Which materials do you need to make your own Advent wreath?
First of all, you need plenty of tree branches. I used a mixture of fir, pine and Swiss pine for my wreath. My mother recommends also incorporating some juniper branches. They give the wreath a special appearance with their berries and they also make it last longer than if you just use traditional tree branches.
You will also need a ring made of straw, which you will find in different sizes in any garden centre. I chose one which has a diameter of 25 centimetres. Finally, you will need some wire to bind the branches to the straw ring as well as a pair of secateurs to cut off extra bits you don’t need. I recommend using a pair of sturdy gloves to protect your hands from the fir needles.
Once you have got everything you need, it’s time to get started.
Step-by-step instructions for making an Advent wreath
1. Cut the branches into small sprigs. Place a sprig onto the straw ring. Then bind the end of the sprig onto the ring by wrapping the wire around twice.
2. Take another sprig and do the same, this time a few centimetres further along the straw ring.
3. Continue to do this until you have covered the whole ring. Try to make sure the sprigs are evenly distributed along the ring. Don’t worry if (like me!) you don’t get it perfect first time – you can always adjust the sprigs at the end of the process (point 5).

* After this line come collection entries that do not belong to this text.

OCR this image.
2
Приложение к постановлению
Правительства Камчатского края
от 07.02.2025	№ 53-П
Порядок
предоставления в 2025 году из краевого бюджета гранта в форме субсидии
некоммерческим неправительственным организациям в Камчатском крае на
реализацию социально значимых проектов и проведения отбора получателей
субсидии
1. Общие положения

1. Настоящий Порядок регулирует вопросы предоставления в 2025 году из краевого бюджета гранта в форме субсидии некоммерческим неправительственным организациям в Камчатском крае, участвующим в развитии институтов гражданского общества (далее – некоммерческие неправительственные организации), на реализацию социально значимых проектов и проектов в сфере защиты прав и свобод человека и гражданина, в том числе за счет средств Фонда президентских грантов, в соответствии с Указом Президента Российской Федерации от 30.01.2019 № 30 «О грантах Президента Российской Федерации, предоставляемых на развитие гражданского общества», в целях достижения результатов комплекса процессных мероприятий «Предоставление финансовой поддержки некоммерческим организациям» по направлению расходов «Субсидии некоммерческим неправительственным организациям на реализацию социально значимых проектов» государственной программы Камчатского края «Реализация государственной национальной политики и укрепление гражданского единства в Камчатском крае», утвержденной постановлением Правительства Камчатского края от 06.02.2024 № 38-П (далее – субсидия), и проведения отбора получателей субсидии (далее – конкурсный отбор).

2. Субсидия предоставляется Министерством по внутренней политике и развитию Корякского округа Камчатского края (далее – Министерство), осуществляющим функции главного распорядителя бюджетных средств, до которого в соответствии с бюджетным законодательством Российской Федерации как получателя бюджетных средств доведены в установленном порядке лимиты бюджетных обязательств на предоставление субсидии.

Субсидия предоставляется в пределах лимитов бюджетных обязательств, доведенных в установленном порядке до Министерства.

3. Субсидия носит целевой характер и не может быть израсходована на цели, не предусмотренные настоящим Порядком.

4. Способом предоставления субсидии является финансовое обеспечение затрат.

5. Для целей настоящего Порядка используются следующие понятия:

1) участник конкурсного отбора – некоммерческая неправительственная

4. Once the whole ring is covered, cut the wire and wrap it around the piece of wire where you started.
5. I recommend putting the wreath on the ground and looking at it from above. That way you can see if there are any bits which have not yet been covered. This is the point at which you can adjust some of the sprigs to make sure everything is covered. It’s also a good opportunity to trim any bits which are sticking out or to add any in small sprigs where there are bits of the straw ring showing through.